Nagranie wystąpienia prezenterki udostępnił w mediach społecznościowych ukraiński dziennikarz Ostap Jarysz. Chubutia po swojej przemowie zyskała dużą popularność i jest zapraszana m.in. do ukraińskich programów telewizyjnych.
W nocy z poniedziałku na wtorek Władimir Putin uznał niepodległość Donieckiej i Ługańskiej Republiki Ludowej powołanych przez prorosyjskich separatystów. Prezydent Rosji wygłosił także orędzie do narodu rosyjskiego. Jego zdaniem wiele krajów Europy Wschodniej wniosło do NATO kompleksy związane z "rosyjskim zagrożeniem". Putin twierdzi, że jeśli Ukraina wejdzie do NATO, to kraje zachodnie będą mogły zaatakować Rosję.
Przeczytaj więcej podobnych informacji na stronie głównej Gazeta.pl.

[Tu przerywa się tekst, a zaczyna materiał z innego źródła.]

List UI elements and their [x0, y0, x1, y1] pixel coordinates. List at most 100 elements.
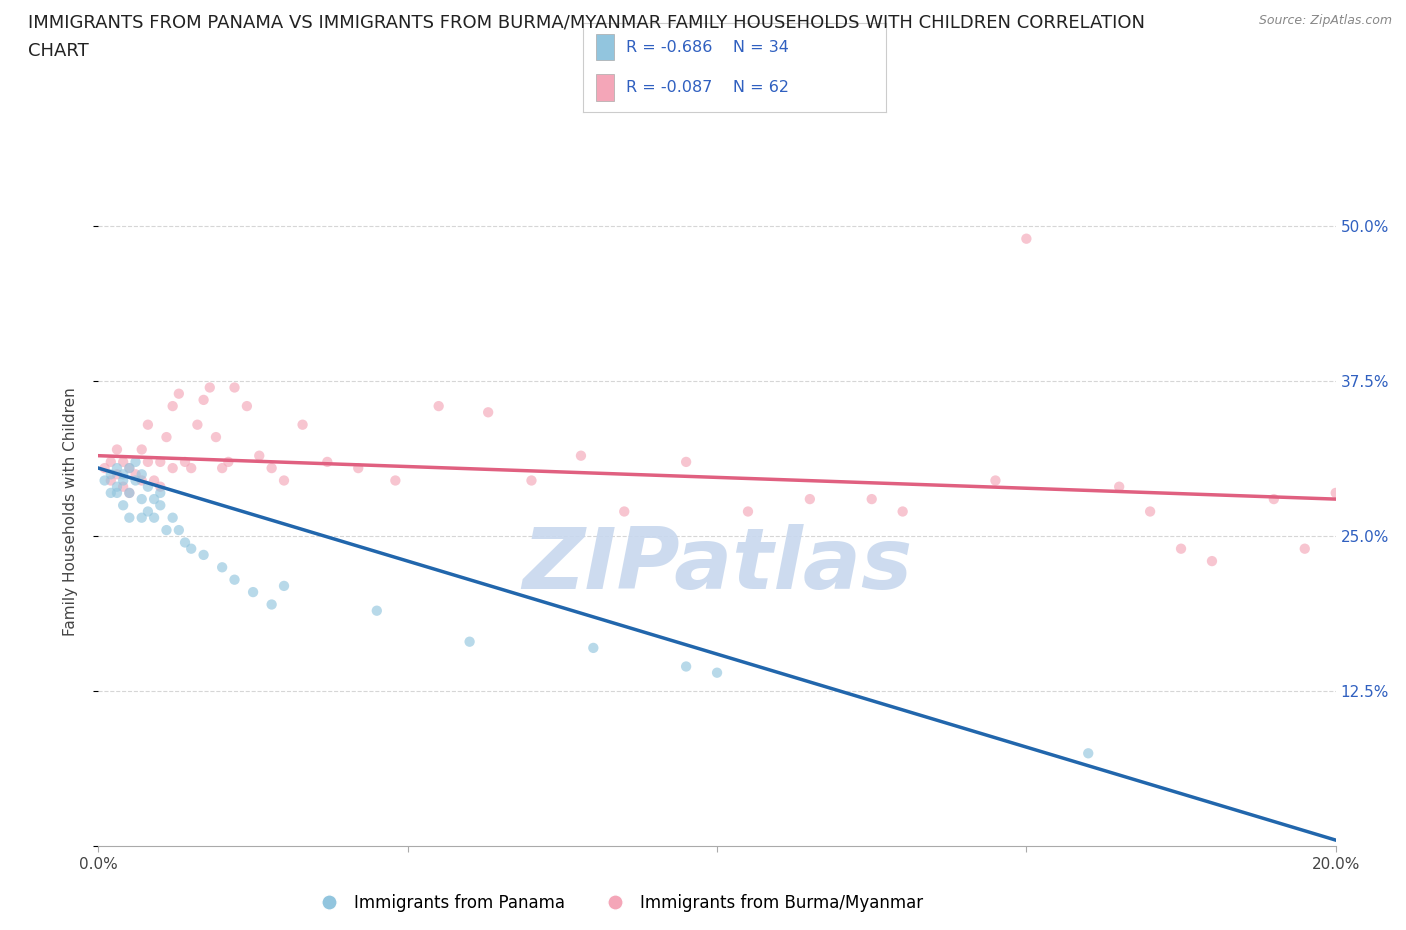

Stanowisko Europy oraz Stanów Zjednoczonych zupełnie na to nie wskazuje, bowiem dążą one do dyplomatycznego rozwiązania sporu. Obecnie trudno mówić o jakimkolwiek porozumieniu, ale Zachód zapowiedział zdecydowane sankcje w związku z agresywnymi działaniami Rosji na terenie wschodniej Ukrainy. Kanclerz Niemiec Olaf Scholz mówił m.in. o zablokowaniu certyfikowania gazociągu Nord Stream 2, o planach sankcji mówił także stanowczo premier Wielkiej Brytanii Boris Johnson.